Someone suggested me to show by induction something more general is valid, i.e. if $|G|=p^n$ then $\forall\; 0\le i\le n\;\;\exists\; H_i\unlhd G$ s.t. $|H_i|=p^i$.
Lookin' at http://crazyproject.wordpress.com/2010/05/13/a-p-group-contains-subgroups-of-every-order-allowed-by-lagranges-theorem/ we can show that does exists subgroups of order $p^i\;\;\forall 0\le i\le n$, but the normality fails an half! I mean that I can prove the normality only considering subgroups of $G/Z(G)$; when we consider $Z(G)$ we can't apply the same argument since normality is NOT a transitive property! How can I do?
However if this is not true (someone suggested this to me, so I can't be 100% sure this is correct), I'm interested in showing what I wrote in the title: i.e. that a finite $p$-group has normal subgroup of index $p^2$ (and this is true for sure).
Thank you all
it is true.
Let $|G|=p^n$ use induction on $n$ then assume it is true for all $k<n$.
We know that $Z(G)$ is non trivial, so $p$ divides $|Z(G)|$ by Cauchy theorem there exist an element $a$ wit order $p$. Set $H=<a>$ then $H$ is normal in $G$.
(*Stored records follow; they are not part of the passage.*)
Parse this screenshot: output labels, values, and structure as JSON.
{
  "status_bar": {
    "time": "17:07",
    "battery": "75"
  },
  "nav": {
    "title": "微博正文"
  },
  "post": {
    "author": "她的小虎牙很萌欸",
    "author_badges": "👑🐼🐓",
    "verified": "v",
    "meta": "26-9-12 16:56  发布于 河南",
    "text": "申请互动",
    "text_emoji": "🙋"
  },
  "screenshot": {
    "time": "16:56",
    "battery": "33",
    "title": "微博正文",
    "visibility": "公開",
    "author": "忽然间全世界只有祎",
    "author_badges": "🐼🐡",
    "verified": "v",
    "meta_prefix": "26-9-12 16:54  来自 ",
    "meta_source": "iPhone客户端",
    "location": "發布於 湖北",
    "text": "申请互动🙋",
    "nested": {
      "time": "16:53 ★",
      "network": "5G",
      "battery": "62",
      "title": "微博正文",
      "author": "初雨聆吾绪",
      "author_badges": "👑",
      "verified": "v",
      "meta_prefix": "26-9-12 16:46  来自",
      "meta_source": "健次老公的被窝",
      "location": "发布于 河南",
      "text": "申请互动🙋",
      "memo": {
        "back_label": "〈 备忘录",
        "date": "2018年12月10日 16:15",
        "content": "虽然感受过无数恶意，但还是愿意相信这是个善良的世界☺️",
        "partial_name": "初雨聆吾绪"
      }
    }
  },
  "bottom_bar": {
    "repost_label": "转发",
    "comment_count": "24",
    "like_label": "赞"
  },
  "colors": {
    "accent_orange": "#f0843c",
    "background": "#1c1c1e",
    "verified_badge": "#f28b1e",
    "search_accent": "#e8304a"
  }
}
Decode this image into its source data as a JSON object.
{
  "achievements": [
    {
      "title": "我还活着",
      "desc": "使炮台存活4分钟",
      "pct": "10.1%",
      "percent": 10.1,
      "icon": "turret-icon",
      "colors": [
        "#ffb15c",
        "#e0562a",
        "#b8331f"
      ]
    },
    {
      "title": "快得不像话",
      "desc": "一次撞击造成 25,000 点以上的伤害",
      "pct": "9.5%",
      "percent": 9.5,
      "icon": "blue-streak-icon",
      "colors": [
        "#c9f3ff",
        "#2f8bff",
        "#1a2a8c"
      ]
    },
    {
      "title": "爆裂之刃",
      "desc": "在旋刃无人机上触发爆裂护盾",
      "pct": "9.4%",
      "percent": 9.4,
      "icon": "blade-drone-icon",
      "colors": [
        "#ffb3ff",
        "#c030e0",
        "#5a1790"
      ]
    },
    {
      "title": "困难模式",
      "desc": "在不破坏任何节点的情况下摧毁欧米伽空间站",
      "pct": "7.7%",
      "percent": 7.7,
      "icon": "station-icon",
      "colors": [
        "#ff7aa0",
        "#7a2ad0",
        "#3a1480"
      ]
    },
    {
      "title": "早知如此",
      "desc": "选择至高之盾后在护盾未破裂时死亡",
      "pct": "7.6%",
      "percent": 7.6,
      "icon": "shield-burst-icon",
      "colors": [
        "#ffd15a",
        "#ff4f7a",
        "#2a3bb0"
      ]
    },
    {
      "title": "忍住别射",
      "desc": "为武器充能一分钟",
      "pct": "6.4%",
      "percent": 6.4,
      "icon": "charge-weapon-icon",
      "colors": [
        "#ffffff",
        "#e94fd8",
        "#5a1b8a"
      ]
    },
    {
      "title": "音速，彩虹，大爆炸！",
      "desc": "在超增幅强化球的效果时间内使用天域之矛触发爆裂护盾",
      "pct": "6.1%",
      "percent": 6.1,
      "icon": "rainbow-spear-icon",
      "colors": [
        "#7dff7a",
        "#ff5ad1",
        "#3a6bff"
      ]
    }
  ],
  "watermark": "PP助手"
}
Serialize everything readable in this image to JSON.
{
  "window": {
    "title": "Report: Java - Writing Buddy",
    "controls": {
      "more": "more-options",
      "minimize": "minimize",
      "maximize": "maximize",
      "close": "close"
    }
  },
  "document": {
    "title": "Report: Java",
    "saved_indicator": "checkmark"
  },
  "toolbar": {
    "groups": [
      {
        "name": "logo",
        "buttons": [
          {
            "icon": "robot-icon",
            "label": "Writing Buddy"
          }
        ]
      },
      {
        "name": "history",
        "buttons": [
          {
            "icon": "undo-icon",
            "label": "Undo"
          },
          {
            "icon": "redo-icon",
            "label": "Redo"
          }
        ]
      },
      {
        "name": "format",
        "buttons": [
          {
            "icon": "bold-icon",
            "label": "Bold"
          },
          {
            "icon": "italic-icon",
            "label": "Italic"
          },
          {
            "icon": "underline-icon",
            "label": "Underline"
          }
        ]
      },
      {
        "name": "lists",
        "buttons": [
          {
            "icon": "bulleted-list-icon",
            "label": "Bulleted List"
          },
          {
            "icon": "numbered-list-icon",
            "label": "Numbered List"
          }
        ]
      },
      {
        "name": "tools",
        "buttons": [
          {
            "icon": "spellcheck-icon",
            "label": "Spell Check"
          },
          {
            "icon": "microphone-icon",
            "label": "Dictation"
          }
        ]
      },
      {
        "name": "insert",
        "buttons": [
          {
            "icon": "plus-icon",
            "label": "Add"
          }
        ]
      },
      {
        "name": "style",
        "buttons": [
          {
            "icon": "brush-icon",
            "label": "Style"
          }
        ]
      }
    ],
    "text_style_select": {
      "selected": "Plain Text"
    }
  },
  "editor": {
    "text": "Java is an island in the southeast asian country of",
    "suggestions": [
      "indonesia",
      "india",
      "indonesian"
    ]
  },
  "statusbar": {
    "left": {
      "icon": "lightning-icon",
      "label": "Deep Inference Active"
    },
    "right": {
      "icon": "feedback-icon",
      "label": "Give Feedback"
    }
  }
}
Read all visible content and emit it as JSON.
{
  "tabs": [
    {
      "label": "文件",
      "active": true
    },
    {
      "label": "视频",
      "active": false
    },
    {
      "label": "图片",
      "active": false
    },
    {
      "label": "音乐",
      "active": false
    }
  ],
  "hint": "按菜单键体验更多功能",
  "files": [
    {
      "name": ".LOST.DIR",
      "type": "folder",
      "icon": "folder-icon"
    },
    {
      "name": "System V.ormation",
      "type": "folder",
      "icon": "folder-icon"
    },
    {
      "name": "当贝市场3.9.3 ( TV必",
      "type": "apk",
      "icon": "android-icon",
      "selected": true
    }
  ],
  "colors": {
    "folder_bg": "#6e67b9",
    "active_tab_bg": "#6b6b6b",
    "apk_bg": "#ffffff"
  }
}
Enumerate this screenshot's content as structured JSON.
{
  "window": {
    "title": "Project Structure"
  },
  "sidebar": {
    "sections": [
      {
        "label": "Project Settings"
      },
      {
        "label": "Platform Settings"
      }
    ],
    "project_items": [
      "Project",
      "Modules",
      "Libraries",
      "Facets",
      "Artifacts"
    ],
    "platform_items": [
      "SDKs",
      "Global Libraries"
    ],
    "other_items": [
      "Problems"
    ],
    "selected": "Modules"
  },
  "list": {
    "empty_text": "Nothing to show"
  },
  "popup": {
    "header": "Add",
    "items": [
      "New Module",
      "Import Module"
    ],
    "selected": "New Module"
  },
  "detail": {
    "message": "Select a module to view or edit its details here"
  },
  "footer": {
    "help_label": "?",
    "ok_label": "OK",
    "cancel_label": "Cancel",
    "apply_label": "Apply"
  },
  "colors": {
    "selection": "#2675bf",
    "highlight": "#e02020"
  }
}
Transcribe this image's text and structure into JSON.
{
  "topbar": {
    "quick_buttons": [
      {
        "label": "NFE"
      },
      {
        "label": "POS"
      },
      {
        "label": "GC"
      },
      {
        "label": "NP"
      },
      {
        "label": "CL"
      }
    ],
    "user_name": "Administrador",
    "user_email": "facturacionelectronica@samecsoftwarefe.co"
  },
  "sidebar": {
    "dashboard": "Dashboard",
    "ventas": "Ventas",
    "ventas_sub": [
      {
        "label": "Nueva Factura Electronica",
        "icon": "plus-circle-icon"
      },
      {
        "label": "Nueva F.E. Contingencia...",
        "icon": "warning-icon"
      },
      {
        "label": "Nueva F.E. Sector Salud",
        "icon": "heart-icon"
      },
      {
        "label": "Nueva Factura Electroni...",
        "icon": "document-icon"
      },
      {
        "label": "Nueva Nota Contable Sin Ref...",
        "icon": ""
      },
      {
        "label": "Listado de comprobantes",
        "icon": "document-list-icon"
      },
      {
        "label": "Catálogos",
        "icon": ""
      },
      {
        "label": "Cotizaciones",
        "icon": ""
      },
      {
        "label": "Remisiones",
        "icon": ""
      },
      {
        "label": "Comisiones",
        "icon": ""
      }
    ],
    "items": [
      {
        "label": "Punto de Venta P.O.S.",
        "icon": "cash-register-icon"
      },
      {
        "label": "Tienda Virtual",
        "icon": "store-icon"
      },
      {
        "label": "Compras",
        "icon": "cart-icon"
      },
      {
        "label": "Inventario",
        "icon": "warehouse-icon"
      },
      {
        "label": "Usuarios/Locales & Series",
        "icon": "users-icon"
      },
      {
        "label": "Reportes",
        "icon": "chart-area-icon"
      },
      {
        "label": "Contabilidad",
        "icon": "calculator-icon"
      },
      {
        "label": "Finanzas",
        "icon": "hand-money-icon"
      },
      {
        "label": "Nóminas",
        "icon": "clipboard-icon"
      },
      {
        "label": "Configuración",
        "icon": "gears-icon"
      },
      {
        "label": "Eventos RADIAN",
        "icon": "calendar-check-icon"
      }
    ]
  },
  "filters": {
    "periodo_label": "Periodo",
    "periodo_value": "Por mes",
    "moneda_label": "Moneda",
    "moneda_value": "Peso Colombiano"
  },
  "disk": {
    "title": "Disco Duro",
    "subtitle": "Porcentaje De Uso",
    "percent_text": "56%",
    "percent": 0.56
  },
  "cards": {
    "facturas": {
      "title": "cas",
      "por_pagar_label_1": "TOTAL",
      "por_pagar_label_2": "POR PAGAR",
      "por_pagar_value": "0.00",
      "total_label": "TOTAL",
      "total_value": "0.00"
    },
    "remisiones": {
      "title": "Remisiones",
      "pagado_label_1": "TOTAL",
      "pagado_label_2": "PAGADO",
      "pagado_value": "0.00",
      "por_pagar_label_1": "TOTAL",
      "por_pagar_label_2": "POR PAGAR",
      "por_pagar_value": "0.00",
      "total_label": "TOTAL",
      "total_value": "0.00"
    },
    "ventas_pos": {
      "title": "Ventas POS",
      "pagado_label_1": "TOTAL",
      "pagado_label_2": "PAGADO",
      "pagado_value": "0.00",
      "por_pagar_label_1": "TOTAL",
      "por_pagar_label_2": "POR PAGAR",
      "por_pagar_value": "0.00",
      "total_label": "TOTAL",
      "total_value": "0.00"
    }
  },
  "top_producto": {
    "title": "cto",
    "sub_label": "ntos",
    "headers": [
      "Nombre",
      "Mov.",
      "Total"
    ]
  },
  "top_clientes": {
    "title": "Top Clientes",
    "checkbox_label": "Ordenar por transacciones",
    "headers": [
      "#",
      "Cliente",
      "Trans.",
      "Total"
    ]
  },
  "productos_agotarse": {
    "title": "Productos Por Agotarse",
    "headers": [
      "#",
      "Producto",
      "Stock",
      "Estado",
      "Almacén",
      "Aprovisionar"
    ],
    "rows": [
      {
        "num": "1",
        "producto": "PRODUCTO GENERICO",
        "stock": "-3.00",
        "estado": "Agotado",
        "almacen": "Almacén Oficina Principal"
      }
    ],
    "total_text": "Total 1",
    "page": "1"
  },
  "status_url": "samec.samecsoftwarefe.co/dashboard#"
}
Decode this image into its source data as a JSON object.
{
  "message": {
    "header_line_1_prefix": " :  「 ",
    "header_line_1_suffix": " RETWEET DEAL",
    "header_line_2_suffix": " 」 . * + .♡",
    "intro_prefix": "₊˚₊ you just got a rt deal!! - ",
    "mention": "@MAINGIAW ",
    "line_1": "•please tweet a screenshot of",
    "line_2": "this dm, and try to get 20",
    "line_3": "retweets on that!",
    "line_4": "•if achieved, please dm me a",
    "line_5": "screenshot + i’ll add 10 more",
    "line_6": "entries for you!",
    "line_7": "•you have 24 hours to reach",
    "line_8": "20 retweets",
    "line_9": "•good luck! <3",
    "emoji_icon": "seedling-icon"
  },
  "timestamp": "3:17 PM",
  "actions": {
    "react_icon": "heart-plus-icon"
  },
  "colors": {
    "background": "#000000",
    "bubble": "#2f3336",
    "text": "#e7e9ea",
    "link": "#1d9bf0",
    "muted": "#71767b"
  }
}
Now, $G/H$ is a group of order $p^{n-1}$ by assumption $G/H$ has normal subgroup for every possible order. By correspondence theorem inverse image of normal is normal in $G$,so you have normal groups in $G$, with orders $p^2,p^3,...,p^n$ and we have $H$ so we are done.
Note: I showed that a finite $p$ group has normal subgroup of order $p^i$ for every possible $i$.